Students also shared their own and individual opinions on what they thought of school lunch, each different in some degree.

“I think it could be better but most of the time it’s okay.” said Logan Archer, a 9th grader who’s favorite school lunch is the tuna sandwich.

“I think it could be a whole lot better. It’s okay every once in a while.” said Miki Waggoner, another 9th grader who thinks the best school lunch is the orange chicken and rice. Though, they did make it a point that the two are separate, the chicken tasting better than the rice.

“They could definitely be better,” said Curtis Witcher, an 11th grader who’s favorite school lunch is the cheese sticks. “I feel like there’s a lot of things overcooked.” 

He was especially adamant about his thoughts on the school french fries. 

“You could use the school french fries as throwing darts, and they would pierce the bowl and the target,” said Witcher. “Not so tough french fries that could kill a man.”

“Just improve the variety of food,” said Andrew Hannifin, another 9th grader who enjoys the regular chicken sandwiches. 

When looking over everyone’s own thoughts about school lunches, each opinion definitely differs but could also be related to each other in some way. School lunches have surely changed since before COVID, regarding regulations and foods, but just how much will they end up changing by next year?

The U.S Department Of Agriculture (USDA) in 2020 still kept its restrictions on lunches but made them free to all students and allowed parents to come pick them up within the COVID-19 guidelines set by the schools/states. This trend continued into the 2021-2022 school year, while restrictions were still the same the USDA was much more lenient and had a variety of waivers that mainly pertained to supply chain issues. For the 2022-2023 school year the Biden administration has rolled out a plan that is meant to transition schools back to normal regulations and get them ready for the expansion of regulations for the 2023-2024 school year. 

During the 2022-2023 school year cafeterias will be charging for meals again unless you qualify for free or reduced lunch (to find out if you qualify for CKHS free and reduced lunch program go here).

They are also able to now serve low fat chocolate and regular milk instead of only nonfat milk. Also at least 80% of cereal, bread, pasta, or any other food must be whole grain (instead of all foods). Then during the 2023-2024 school year, kitchens will have to watch the amount of salt being put into foods because there will be a 10% decrease of sodium that is allowed in served foods.  
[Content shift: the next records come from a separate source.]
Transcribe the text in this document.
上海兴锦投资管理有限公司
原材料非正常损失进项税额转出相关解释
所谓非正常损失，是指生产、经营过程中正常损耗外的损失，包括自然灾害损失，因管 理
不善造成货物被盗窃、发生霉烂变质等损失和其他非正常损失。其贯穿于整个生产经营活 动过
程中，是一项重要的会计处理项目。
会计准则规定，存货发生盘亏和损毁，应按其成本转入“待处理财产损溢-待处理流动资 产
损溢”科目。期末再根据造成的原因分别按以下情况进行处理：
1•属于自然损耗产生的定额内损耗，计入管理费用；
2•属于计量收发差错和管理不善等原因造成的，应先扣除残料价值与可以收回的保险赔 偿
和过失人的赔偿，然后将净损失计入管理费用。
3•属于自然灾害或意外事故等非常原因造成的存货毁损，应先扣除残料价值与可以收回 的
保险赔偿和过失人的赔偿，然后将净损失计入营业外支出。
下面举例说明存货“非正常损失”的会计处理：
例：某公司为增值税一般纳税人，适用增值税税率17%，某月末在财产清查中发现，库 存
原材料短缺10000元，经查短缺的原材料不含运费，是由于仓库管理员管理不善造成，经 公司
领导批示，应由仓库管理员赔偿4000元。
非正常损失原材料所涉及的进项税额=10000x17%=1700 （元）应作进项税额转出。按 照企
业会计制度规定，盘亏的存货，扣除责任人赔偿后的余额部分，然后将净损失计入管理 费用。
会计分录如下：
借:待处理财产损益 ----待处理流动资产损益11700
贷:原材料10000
In an attempt to add variety to the school lunches, the idea of having a suggestion box has been brought up, a box that’ll allow students to share their opinions and suggestions on what they may like, dislike, or want to see change.

Unfortunately, suggestions for food changes might not be feasible due to the tough spot that the lunch ladies are in when facing school lunch regulations with their limited choices of food they’re able to serve and what they’re able to do with the food itself, but it would help create a connection between the individual groups that consist of students and lunch ladies.